Under this plan, the Consumer Financial Protection Bureau (CFPB) will investigate credit reporting companies and debt collectors that violate patients’ and families’ rights by using abusive means to collect debts. Harris said the administration is also taking action against the bad actors who violate consumers’ rights to force people to pay medical debt.

With lawsuits against patients over medical bills on the rise, hospitals sometimes sell outstanding bills to third-party debt collectors, according to the White House fact sheet. During her speech, Harris talked about how some debt collectors harass consumers with multiple calls a week. Some even pose as law enforcement officials or threaten patients with jail time.

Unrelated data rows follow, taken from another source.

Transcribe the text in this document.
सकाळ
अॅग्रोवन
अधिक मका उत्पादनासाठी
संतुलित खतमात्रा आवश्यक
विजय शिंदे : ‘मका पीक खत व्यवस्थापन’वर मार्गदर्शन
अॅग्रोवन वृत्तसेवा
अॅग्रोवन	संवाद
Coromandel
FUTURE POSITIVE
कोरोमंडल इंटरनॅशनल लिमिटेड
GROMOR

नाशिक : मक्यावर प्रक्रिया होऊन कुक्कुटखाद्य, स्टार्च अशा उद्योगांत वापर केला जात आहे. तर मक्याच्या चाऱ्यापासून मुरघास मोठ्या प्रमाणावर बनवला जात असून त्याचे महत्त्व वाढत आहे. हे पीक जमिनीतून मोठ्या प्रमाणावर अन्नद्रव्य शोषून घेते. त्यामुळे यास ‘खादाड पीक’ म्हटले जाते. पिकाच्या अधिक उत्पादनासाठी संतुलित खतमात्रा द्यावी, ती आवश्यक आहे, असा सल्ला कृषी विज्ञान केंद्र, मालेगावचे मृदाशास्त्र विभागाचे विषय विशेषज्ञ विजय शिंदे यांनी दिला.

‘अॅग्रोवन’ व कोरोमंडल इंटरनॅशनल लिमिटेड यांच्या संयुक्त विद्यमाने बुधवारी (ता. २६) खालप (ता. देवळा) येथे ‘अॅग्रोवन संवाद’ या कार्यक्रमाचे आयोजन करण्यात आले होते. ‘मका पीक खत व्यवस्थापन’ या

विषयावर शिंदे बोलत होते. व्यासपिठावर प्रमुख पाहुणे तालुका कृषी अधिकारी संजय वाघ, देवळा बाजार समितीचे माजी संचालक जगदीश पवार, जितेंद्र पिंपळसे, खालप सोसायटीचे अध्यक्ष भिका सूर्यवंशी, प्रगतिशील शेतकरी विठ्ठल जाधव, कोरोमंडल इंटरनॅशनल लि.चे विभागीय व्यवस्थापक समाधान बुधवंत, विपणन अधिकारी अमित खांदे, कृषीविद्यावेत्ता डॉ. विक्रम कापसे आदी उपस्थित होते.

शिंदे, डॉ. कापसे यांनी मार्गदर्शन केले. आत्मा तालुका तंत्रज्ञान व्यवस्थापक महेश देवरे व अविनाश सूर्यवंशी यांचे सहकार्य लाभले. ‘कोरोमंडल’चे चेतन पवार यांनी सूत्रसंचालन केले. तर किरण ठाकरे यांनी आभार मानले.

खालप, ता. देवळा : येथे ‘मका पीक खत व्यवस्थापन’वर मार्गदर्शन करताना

“Remember what we are talking about—folks who are in the process of attempting to recover from an illness,” Harris said. “That sort of harassment and intimidation is unethical and often it is illegal. And that is why the CFPB has made it a priority to hold debt collectors accountable.”

The federal government pays roughly $1.5 trillion a year into the healthcare system to provide patients with quality care and services. Providers receiving that funding are expected to make it easy for eligible patients to receive the financial assistance they are entitled to, and should not directly or indirectly subject patients to illegal or harmful debt collection practices. 

New economic hardships were added during the COVID-19 pandemic. A recent report by the Government Accountability Office noted a chronic condition called long COVID has potentially affected up to 23 million U.S. residents, pushing at least 1 million out of work due to fatigue, brain fog, and other debilitating symptoms linked to the condition.  

In other words, the number of American who may be seeking care due to the long-term effects of COVID may increase. And because 64% of people live paycheck to paycheck, it’s all but certain more people will incur debt associated with their care. 

Harris announced the CFPB is launching a new public education campaign to help consumers understand and know their rights when it comes to the complex and medical billing landscape, including more materials specifically designed to help patients access the financial assistance they are entitled to. 

Additionally, the actions under the plan also include helping over half a million of low-income American veterans get their medical debt forgiven. Veterans Affairs (VA) has canceled or refunded billions of dollars in copayments to over 1.5 million veterans, since the beginning of the pandemic. The American Rescue Plan also eliminated all out-of-pocket medical costs for veterans enrolled in VA health care.

But the process, as of now, for veterans in financial hardship who need medical debt relief from the VA is often confusing and time-consuming. The application is only in paper form at the current time with complicated eligibility requirements which can deter many veterans from applying for the essential relief.

To address these problems and ensure that veterans get the relief they deserve, Harris announced the VA will streamline the request process, including offering an online option to apply, and set a simple income threshold to qualify for relief.